CHICAGO – Progress in breast cancer treatment over the past 2 decades has reduced expected mortality from both early-stage and metastatic disease, according to a new model that looked at 10-year distant recurrence-free survival and survival time after metastatic diagnosis, among other factors.

“There has been an accelerating influx of new treatments for breast cancer starting around 1990. We wished to ask whether and to what extent decades of metastatic treatment advances may have affected population level breast cancer mortality,” said Jennifer Lee Caswell-Jin, MD, during a presentation of the study at the annual meeting of the American Society of Clinical Oncology.

“Our models find that metastatic treatments improved population-level survival in all breast cancer subtypes since 2000 with substantial variability by subtype," said Dr. Caswell-Jin, who is a medical oncologist with Stanford (Calif.) Medicine specializing in breast cancer.

The study is based on an analysis of four models from the Cancer Intervention and Surveillance Modeling Network (CISNET). The models simulated breast cancer mortality between 2000 and 2019 factoring in the use of mammography, efficacy and dissemination of estrogen receptor (ER) and HER2-specific treatments of early-stage (stages I-III) and metastatic (stage IV or distant recurrence) disease, but also non–cancer-related mortality. The models compared overall and ER/HER2-specific breast cancer mortality rates during this period with estimated rates with no screening or treatment, and then attributed mortality reductions to screening, early-stage, or metastatic treatment.

The results were compared with three clinical trials that tested therapies in different subtypes of metastatic disease. Dr. Caswell-Jin and colleagues adjusted the analysis to reflect expected differences between clinical trial populations and the broader population by sampling simulated patients who resembled the trial population.

The investigators found that, at 71%, the biggest drop in mortality rates were for women with ER+/HER2+ breast cancer, followed by 61% for women with ER-/HER2+ breast cancer and 59% for women with ER+/HER2– breast cancer. Triple-negative breast cancer – one of the most challenging breast cancers to treat – only saw a drop of 40% during this period.
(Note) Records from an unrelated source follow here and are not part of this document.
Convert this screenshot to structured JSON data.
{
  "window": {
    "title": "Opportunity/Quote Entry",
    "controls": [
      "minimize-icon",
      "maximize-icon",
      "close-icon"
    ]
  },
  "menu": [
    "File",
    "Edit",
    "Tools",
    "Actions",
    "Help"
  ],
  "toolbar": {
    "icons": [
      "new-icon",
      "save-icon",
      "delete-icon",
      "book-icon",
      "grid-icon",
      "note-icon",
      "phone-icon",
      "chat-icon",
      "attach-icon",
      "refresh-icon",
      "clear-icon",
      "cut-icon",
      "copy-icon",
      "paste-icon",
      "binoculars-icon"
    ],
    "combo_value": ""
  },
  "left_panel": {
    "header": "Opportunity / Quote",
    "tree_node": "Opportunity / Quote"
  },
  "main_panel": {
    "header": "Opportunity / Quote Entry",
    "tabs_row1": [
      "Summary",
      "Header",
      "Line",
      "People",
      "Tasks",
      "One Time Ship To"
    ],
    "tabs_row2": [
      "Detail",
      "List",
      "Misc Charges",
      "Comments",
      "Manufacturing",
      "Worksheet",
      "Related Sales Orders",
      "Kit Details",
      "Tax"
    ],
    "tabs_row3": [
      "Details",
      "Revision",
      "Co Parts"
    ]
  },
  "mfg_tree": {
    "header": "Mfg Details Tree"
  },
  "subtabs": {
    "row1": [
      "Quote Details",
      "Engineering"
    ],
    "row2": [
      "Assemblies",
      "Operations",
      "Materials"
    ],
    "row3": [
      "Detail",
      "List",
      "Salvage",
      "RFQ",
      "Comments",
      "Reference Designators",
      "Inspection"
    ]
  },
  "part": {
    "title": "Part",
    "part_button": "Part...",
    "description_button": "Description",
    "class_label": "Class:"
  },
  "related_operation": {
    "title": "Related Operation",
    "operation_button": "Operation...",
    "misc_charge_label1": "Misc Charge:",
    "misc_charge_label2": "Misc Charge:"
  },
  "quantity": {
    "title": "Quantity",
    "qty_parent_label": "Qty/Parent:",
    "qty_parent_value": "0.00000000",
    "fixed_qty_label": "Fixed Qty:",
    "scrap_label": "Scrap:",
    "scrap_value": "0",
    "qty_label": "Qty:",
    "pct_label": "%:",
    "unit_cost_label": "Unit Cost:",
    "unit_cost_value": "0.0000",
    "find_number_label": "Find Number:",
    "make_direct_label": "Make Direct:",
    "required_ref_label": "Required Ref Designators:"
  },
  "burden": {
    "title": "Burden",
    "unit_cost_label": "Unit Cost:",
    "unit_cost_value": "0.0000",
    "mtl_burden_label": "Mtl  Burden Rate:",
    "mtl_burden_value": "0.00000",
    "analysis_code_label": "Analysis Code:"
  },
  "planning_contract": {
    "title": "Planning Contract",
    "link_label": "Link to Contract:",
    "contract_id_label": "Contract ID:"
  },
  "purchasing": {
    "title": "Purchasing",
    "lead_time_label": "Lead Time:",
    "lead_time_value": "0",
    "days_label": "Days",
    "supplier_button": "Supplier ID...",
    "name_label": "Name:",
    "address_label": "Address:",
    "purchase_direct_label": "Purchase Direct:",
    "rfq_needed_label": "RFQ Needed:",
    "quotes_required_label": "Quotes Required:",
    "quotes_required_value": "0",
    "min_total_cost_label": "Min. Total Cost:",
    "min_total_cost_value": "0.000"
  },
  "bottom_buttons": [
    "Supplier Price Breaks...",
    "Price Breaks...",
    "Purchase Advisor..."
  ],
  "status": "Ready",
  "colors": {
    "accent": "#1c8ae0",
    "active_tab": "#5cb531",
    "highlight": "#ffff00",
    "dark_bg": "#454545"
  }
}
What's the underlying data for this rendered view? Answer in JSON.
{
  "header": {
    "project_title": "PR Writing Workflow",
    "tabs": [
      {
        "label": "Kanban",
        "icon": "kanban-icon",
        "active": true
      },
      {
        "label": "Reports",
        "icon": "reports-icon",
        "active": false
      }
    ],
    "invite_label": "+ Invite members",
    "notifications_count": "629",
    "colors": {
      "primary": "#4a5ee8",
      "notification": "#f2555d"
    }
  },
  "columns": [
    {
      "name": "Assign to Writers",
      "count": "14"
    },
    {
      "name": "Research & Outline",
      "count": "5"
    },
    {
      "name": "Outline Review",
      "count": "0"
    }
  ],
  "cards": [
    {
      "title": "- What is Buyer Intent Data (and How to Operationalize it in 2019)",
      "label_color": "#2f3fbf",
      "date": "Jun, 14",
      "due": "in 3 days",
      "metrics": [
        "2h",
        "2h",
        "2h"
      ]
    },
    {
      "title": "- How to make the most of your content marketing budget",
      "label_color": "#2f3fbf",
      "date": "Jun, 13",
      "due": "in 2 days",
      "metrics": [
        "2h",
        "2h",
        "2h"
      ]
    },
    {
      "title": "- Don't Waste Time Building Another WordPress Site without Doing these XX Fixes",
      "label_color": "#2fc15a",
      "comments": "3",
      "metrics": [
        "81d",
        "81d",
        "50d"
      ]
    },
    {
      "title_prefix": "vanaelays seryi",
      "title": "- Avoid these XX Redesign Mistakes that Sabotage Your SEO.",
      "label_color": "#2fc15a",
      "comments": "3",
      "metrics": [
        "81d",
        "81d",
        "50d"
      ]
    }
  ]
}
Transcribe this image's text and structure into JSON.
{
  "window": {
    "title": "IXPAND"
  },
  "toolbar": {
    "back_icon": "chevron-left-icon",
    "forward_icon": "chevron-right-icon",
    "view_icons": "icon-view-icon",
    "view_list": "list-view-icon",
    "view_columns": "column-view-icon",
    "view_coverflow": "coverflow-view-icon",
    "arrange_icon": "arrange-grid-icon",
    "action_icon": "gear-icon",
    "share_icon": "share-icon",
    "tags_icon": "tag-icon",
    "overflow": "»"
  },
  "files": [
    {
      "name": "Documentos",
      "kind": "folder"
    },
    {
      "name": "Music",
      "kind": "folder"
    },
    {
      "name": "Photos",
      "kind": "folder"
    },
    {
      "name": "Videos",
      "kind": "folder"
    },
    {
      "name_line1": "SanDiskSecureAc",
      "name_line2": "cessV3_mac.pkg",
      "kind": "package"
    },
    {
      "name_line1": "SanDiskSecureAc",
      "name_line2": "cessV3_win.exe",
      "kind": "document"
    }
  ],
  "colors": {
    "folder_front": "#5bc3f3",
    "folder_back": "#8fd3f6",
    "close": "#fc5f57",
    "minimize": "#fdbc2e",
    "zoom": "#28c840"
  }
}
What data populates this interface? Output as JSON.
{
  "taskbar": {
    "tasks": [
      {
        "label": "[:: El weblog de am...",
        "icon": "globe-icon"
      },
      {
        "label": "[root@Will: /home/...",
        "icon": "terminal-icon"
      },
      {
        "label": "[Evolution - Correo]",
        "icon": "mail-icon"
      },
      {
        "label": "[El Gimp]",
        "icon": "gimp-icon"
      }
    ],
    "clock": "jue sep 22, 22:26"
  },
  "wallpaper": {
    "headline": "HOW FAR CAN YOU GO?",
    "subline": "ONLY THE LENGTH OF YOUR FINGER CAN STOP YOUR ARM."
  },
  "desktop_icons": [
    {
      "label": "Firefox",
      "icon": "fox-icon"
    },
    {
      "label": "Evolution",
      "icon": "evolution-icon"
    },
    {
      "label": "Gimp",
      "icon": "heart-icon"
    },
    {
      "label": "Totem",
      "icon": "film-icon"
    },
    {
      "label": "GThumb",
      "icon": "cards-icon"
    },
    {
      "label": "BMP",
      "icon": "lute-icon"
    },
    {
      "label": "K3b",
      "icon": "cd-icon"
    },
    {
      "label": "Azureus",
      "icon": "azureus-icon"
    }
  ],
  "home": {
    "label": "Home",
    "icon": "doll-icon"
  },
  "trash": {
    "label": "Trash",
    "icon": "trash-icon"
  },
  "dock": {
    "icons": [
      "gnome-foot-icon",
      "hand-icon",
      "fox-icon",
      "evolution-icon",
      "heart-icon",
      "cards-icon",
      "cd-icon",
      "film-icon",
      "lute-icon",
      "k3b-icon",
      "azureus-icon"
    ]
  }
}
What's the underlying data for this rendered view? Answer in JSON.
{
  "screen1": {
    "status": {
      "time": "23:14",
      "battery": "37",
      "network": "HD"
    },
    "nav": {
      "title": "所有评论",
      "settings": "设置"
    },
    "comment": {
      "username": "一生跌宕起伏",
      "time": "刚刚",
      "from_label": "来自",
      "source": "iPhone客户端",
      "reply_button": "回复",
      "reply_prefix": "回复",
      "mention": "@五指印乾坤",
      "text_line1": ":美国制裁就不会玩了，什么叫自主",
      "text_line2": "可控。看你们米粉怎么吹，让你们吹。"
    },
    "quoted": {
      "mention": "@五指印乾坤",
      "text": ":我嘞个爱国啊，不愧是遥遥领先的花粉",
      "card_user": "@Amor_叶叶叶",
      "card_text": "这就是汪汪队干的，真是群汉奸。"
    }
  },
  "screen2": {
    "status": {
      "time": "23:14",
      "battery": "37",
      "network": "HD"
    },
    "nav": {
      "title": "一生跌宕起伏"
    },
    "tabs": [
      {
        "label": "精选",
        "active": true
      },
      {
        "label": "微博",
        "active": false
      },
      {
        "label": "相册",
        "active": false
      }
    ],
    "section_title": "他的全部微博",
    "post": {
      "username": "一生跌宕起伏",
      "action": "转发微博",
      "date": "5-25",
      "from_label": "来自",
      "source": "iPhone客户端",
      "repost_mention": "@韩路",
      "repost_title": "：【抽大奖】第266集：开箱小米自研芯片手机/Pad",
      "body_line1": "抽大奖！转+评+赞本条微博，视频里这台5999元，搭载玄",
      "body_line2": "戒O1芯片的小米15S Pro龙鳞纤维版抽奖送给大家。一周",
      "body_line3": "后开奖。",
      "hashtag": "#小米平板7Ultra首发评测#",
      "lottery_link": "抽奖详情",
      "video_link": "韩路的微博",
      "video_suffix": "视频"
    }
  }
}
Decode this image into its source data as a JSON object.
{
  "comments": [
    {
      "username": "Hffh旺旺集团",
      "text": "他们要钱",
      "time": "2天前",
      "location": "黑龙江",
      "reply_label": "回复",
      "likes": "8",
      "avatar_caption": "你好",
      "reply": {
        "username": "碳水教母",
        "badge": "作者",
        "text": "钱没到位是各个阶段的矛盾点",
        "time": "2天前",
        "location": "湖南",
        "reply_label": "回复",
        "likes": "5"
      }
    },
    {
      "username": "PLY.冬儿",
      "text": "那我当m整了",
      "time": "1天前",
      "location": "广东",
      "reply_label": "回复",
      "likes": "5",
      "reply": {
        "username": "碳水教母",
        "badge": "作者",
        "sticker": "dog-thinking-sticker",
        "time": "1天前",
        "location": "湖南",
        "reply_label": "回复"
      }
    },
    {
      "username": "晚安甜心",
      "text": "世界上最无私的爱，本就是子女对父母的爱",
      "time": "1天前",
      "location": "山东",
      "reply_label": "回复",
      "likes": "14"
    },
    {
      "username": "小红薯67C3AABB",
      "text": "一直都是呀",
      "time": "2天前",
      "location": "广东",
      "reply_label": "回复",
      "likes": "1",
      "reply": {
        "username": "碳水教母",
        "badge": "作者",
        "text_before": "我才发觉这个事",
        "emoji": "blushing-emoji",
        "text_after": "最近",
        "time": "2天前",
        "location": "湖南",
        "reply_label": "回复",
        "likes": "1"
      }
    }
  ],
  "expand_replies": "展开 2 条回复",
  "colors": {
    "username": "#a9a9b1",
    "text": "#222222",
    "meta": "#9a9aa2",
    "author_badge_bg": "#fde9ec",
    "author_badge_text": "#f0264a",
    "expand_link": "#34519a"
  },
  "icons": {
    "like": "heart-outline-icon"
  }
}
About 19% of the overall reduction in breast cancer mortality were caused by treatments after metastasis.

The median survival after a diagnosis of ER+/HER2– metastatic recurrence increased from 2 years in 2000 to 3.5 years in 2019. In triple-negative breast cancer, the increase was more modest, from 1.2 years in 2000 to 1.8 years in 2019. After a diagnosis of metastatic recurrence of ER+/HER2+ breast cancer, median survival increased from 2.3 years in 2000 to 4.8 years in 2019, and for ER–/HER2+ breast cancer, from 2.2 years in 2000 to 3.9 years in 2019.

“How much metastatic treatments contributed to the overall mortality reduction varied over time depending on what therapies were entering the metastatic setting at that time and what therapies were transitioning from the metastatic to early-stage setting,” Dr. Caswell-Jin said.

The study did not include sacituzumab govitecan for metastatic triple-negative breast cancer, or trastuzumab deruxtecan and tucatinib for HER2-positive disease, which were approved after 2020. “The numbers that we cite will be better today for triple-negative breast cancer because of those two drugs. And will be even better for HER2-positive breast cancer because of those two drugs,” she said.

During the Q&A portion of the presentation, Daniel Hayes, MD, the Stuart B. Padnos Professor of Breast Cancer Research at the University of Michigan Rogel Cancer Center, Ann Arbor, asked about the potential of CISNET as an in-practice diagnostic tool.

“We’ve traditionally told patients who have metastatic disease that they will not be cured. I told two patients that on Tuesday. Can CISNET modeling let us begin to see if there is indeed now, with the improved therapies we have, a group of patients who do appear to be cured, or is that not possible?” he asked.

Perhaps, Dr. Caswell-Jin said, in a very small population of older patients with HER2-positive breast cancer that did in fact occur, but to a very small degree.